My mental health has always been at the forefront of my human experience. I like to think I am getting the full spectrum of emotions in this lifetime. I’ve been feeling a lot of darkness lately, with everything going on in the world and in my personal life, it often feels like small glimmers of light in an all consuming black void surrounding us.
Yesterday I got to shoot with one of my favorite photographers @soothing.sinners grateful for his eerie, macabre style. I have been choosing to turn my darkness into art a lot lately….So this shoot couldn’t have come at a better time. Thank you as always for sharing your art with the world Josh 🙏
Sharing this feels vulnerable, probably because it is. Be kind pls.

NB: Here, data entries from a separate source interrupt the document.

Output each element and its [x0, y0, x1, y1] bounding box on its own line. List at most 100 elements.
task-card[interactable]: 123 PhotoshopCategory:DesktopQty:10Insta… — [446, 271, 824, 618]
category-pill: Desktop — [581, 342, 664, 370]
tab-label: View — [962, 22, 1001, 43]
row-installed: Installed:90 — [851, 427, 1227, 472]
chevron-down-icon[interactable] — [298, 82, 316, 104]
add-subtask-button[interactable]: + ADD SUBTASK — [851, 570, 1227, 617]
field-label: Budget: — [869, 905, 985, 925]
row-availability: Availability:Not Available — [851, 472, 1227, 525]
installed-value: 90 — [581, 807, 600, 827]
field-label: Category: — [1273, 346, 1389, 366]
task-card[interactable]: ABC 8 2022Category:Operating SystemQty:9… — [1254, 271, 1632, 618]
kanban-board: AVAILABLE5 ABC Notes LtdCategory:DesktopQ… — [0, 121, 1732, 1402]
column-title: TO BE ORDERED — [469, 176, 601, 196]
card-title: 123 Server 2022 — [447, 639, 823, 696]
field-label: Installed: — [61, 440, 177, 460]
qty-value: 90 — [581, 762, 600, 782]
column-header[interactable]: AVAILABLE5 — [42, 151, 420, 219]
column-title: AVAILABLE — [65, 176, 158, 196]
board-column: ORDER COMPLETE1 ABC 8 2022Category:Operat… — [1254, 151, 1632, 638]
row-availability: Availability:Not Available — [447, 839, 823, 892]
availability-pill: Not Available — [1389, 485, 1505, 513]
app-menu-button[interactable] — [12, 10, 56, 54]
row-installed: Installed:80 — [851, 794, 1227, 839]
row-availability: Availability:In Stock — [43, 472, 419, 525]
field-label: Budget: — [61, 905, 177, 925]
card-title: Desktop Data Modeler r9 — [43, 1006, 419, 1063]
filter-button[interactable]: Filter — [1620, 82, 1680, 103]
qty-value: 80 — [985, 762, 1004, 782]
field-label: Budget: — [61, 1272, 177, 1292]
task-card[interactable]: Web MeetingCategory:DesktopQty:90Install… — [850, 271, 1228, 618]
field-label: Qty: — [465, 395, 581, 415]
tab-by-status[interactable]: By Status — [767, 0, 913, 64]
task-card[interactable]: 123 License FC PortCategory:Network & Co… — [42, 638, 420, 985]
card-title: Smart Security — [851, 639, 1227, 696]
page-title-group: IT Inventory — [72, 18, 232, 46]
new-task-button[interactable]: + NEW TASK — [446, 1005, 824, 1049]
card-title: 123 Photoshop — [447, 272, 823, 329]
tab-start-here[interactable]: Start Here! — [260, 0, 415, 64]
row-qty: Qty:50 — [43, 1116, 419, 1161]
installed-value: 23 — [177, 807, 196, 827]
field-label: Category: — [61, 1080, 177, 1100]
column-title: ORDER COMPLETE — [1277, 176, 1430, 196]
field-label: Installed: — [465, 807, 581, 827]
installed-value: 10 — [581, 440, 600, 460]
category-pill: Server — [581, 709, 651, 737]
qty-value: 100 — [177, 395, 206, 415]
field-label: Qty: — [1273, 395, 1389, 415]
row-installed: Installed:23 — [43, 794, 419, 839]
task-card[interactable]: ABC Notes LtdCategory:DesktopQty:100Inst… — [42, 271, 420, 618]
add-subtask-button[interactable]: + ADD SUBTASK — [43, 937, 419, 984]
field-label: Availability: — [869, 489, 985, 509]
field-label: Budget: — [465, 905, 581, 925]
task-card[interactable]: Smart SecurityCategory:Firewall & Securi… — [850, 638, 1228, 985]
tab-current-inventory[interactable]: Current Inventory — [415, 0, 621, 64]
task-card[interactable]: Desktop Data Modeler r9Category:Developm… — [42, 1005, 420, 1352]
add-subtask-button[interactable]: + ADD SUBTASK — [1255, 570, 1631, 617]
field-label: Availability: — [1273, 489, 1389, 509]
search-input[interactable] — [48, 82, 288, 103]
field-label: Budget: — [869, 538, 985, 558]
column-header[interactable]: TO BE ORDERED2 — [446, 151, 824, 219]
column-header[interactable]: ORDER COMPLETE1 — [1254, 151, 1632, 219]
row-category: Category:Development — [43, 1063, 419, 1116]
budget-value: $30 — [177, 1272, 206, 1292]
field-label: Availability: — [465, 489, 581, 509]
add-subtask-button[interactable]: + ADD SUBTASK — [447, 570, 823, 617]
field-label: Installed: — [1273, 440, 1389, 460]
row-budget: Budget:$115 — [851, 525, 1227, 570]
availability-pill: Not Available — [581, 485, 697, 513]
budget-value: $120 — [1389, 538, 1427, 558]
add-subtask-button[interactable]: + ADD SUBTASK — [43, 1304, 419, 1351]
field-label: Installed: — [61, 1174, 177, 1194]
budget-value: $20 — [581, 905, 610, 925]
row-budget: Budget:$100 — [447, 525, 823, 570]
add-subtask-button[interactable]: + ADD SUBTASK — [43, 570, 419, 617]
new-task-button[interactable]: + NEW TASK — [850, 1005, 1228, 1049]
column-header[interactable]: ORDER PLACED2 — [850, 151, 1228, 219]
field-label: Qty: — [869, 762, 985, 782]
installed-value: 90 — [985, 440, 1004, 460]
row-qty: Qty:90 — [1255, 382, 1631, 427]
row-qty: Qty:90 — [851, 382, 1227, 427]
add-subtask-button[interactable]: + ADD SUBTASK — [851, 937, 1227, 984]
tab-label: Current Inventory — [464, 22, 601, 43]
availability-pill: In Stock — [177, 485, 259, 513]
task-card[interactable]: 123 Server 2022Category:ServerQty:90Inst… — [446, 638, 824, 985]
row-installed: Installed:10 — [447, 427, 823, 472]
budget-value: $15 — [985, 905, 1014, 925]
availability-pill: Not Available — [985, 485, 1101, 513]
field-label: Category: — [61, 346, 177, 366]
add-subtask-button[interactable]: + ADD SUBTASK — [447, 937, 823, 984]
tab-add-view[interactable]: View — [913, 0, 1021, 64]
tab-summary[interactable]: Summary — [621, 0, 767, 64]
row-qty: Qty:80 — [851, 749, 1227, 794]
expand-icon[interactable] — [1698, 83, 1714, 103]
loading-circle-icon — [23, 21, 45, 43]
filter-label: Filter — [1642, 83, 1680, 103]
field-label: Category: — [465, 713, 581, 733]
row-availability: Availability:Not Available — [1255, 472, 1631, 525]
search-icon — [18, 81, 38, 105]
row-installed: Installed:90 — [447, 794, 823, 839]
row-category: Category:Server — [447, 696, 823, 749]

Everyday kinda feels like a carnival ride of every human emotion possible. In one day I usually feel: despair, hopelessness, anger, joy, love, appreciation, sexiness, isolation, exhaustion, excitement…
It’s been hard to find my creative outlets lately because it feels so complicated to take the time to create art. But I have to remind myself that it is allowed, even while so much evil is surrounding us constantly. I refuse to let it crush me. We have to keep creating, keep finding the beauty in this life. The beauty within ourselves, and share it with others. It’s actually our duty.
I’ve especially been feeling so detached from my sexiness lately… so last night I decided to do a little self portrait session with the intention of feeling beautiful and sexy. Sometimes I forget how empowered I am and seeing it reflected in photos makes me believe it when my brain feels so detached from that truth. I have been feeling so small and insignificant lately. And this helps.